I froze because I had no answer.
Not "I was curious." Not "I wanted to fit in." Just… nothing. A blank space where a reason should have been. And in that silence, I realized how stupid it was. I didn't even like it, it made me feel sick. So why had I done it?
That question didn't just stop me from smoking again. It planted something more profound: the understanding that I could do things, possibly harmful things, without ever asking myself why. That scared me more than my father's disappointment.
I still wonder: if he hadn't made me face that question, would I have kept going? Would I have built a habit I couldn't break, all because I never paused to ask why?
Applying the Question to Career Choices
Let's turn to something more tangible: your career. Imagine you're offered a promotion with a significant pay raise, but it would mean longer hours and more stress.
The automatic, fast-thinking response is to say yes. It's a promotion! More money! Status!

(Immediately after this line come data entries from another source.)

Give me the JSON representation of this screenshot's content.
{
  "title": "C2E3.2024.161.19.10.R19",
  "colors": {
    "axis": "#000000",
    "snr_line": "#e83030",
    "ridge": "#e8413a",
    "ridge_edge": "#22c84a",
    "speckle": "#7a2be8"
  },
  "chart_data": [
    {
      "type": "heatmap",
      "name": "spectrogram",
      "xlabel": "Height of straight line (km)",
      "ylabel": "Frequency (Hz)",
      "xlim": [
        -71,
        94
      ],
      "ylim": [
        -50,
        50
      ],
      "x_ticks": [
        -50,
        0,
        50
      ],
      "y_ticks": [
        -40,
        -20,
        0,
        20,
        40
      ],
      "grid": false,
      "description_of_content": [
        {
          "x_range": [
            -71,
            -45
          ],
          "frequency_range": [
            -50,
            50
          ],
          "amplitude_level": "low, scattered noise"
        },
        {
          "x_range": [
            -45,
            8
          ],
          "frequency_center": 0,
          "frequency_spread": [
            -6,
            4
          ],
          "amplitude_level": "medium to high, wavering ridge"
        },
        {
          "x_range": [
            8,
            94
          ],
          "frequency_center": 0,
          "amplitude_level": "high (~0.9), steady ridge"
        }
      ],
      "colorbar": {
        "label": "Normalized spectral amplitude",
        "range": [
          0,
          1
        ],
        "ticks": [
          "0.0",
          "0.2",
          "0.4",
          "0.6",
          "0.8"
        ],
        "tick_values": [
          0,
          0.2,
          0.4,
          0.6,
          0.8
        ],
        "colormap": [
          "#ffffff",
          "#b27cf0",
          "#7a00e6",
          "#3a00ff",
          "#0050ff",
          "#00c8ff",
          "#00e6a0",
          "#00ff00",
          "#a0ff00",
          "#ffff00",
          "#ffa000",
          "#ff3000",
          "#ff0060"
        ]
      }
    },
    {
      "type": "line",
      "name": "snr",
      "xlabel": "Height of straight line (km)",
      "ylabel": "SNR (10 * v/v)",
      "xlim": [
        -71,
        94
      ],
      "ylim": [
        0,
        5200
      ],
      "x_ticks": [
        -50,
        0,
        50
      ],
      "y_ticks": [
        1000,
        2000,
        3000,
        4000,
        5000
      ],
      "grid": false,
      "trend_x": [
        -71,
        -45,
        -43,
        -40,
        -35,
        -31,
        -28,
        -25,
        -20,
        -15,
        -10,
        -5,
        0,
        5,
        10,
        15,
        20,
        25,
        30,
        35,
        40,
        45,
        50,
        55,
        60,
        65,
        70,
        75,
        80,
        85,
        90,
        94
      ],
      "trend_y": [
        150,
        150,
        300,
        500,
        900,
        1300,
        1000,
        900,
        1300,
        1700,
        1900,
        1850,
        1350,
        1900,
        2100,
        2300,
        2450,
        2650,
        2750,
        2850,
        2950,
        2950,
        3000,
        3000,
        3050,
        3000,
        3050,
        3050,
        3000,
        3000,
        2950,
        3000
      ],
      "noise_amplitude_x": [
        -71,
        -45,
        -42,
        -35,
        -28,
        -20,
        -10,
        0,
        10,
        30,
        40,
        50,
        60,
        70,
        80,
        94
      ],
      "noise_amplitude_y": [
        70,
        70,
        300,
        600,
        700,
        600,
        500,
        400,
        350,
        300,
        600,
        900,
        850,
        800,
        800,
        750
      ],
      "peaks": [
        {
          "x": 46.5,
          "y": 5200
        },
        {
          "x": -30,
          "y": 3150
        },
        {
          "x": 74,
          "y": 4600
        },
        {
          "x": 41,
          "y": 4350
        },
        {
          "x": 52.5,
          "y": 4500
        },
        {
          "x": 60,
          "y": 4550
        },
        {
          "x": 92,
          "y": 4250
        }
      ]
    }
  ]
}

But then you hear the echo of the question: "Why do you do it?"
You sit with it. Is your "why" a genuine desire for the new challenges and responsibilities? Or is it a fear of disappointing your boss, or an assumption that "this is just what you're supposed to do"?
Maybe the answer is, "I'm doing it for the financial security for my family." That's a strong, value-driven why. But perhaps the answer is, "I'm doing it because I'd feel like a failure if I said no." That's a weak why, built on fear and external validation.
This question doesn't give you the answer but forces a clarity that simple pros-and-cons lists can't. It filters out the noise of expectations so you can hear the signal of your own intention.
Let Your 'Why' Be Your Compass
The power of "Why do you do it?" isn't just stopping a bad decision but pointing you toward good ones. But to do that, it needs a direction. It needs to know what matters to you.
For me, this question is the check-in. It's the moment I measure my actions against what I truly care about; things like integrity, kindness, and creating lasting things. If my "why" feels misaligned with those core values, I know I'm off course.
But what if you're still figuring out what you value? That's more than okay. In fact, that's the entire point. Asking "Why do you do it?" is how you discover your compass. Every time you pause to answer it honestly, you learn a little more about what drives you versus what you think should drive you.
The cigarette incident wasn't just about smoking; it was a lesson in peer pressure versus self-respect. A stressful work project becomes a question of ambition versus burnout. Whether strong or weak, each answer adds a data point, slowly drawing the map of who you are and who you want to be.
So you don't need the whole map drawn to start. You need to keep asking the question. Every time you ask, "Why do you do it?" you take one more step toward your chosen direction.
Bringing It All Together

We often search for the "next" complex framework or life-changing app, believing the answer must be something new. But the most powerful tools are usually the simplest, and sometimes, passed down with love.
I don't have a complex system to sell you. I just have my father's question. It's the one that pulled a 15-year-old boy back from a pointless puff of smoke and now guides a grown man through life and work.
It's a question asked with devotion, challenge, and a heavy Italian accent that I still hear.
So the next time you feel the pull of impulse, the weight of expectation, or the fog of indecision, you don't need to look for a new solution. Just pause, and ask yourself the same question my father asked me, complete with his Italian accent:
"Why you do it?" (Feel free to include the hand gestures, they're mandatory in my family.)
Then wait for the honest answer. That's where you'll find your way forward.
Stay curious. Stay honest. And always ask yourself why you do it.